Department of Medicine and Bioregulatory Science, Graduate School of Medical Sciences, Kyushu University, Fukuoka, Japan; Division of Endocrinology and Metabolism, Department of Internal Medicine, Kurume University School of Medicine, Kurume, Japan.
Eur J Cancer. 2020 May;130:198-203. doi: 10.1016/j.ejca.2020.02.049. Epub 2020 Mar 28.
Immune checkpoint inhibitors (ICPis) induce various immune-related adverse events (irAEs), despite their beneficial effects in treating various advanced cancers. ICPi-induced secondary adrenal insufficiency is described as a prevalent and serious 'pituitary irAE.' However, its precise mechanism remains unclear, and no definitive predictive markers have been reported.
We enrolled and studied 11 patients with advanced cancer (aged 39-70 years; 6 male patients) receiving nivolumab, pembrolizumab or ipilimumab who developed pituitary irAEs. Their clinical data, including endocrine functions, were retrospectively assessed and human leucocyte antigen (HLA) genotypes were determined to compare the HLA allele frequencies in these patients and healthy controls.
Among 11 patients, 7, 3 and 1 patients exhibited malignant melanoma, non-small-cell lung cancer and gastric cancer, respectively. HLA type screening results revealed that HLA-DR15, B52 and Cw12 were observed in 9, 7, and 7 patients with pituitary irAE, respectively. DR15, B52 and Cw12 were significantly more prevalent in our group than in the healthy control group from the Japanese HLA-haplotype database (this study vs healthy control group); DR15: 81.8% vs 33.5% (n = 11, P = 0.0014), B52: 63.6% vs 21.0% (n = 11, P = 0.0026) and Cw12: 70% vs 21.3% (n = 10, P = 0.0013).
HLA-DR15, B52 and Cw12 are possible predisposing factors for pituitary irAEs.
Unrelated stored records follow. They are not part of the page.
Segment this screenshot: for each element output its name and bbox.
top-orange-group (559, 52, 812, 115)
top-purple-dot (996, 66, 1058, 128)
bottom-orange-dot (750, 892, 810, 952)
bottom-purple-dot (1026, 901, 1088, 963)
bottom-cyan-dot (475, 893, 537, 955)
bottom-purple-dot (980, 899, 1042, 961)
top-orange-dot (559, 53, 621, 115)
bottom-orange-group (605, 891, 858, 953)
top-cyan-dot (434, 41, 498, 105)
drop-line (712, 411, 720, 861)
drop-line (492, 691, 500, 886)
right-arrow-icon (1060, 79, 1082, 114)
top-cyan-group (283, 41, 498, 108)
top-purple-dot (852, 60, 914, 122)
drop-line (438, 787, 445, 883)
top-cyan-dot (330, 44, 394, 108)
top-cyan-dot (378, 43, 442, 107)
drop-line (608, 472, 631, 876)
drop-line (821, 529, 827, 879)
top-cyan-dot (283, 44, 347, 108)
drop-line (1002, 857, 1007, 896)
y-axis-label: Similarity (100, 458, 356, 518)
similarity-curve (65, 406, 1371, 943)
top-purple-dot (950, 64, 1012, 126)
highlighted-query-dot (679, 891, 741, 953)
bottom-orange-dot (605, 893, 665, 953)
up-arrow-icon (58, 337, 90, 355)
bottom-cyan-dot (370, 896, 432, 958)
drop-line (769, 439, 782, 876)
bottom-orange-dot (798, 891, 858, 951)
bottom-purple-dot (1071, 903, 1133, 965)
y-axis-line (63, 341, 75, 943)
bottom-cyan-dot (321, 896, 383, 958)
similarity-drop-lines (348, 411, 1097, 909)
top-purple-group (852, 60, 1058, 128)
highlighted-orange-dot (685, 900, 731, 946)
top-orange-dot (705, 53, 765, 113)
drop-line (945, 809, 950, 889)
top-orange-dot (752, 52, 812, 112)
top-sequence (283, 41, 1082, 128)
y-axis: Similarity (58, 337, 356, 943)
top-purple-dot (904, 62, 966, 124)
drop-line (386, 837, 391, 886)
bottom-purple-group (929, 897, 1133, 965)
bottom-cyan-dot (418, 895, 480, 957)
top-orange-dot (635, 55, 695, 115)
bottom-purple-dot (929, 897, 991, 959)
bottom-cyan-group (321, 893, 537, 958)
HLA-DR15 is reportedly associated with autoimmune disease via interleukin-17 regulation, suggesting its involvement in pituitary irAE development. Using HLA haplotypes as pituitary irAE predictive markers, we could provide safe ICPi treatment and understand irAE pathogenesis.
免疫检查点抑制剂(ICPis)在治疗各种晚期癌症方面具有有益作用,但会引发各种免疫相关不良事件(irAEs)。ICP 诱导的继发性肾上腺功能不全被描述为一种常见且严重的“垂体 irAE”。然而,其确切的机制尚不清楚,也没有报道明确的预测标志物。
我们招募并研究了 11 名患有晚期癌症(年龄 39-70 岁;男性 6 名)的患者,他们接受了纳武单抗、帕博利珠单抗或伊匹单抗治疗,发生了垂体 irAE。回顾性评估了他们的临床数据,包括内分泌功能,并确定了人类白细胞抗原(HLA)基因型,以比较这些患者和健康对照组的 HLA 等位基因频率。
在 11 名患者中,7 名、3 名和 1 名患者分别患有恶性黑色素瘤、非小细胞肺癌和胃癌。HLA 类型筛选结果显示,9 例、7 例和 7 例垂体 irAE 患者分别出现 HLA-DR15、B52 和 Cw12。与日本 HLA 单倍型数据库中的健康对照组相比,我们组中 DR15、B52 和 Cw12 更为常见(本研究与健康对照组相比);DR15:81.8%比 33.5%(n=11,P=0.0014),B52:63.6%比 21.0%(n=11,P=0.0026)和 Cw12:70%比 21.3%(n=10,P=0.0013)。
HLA-DR15、B52 和 Cw12 可能是垂体 irAE 的易感因素。据报道,HLA-DR15 通过调节白细胞介素-17 与自身免疫性疾病有关,提示其参与垂体 irAE 的发生发展。使用 HLA 单倍型作为垂体 irAE 的预测标志物,我们可以提供安全的 ICPi 治疗,并了解 irAE 的发病机制。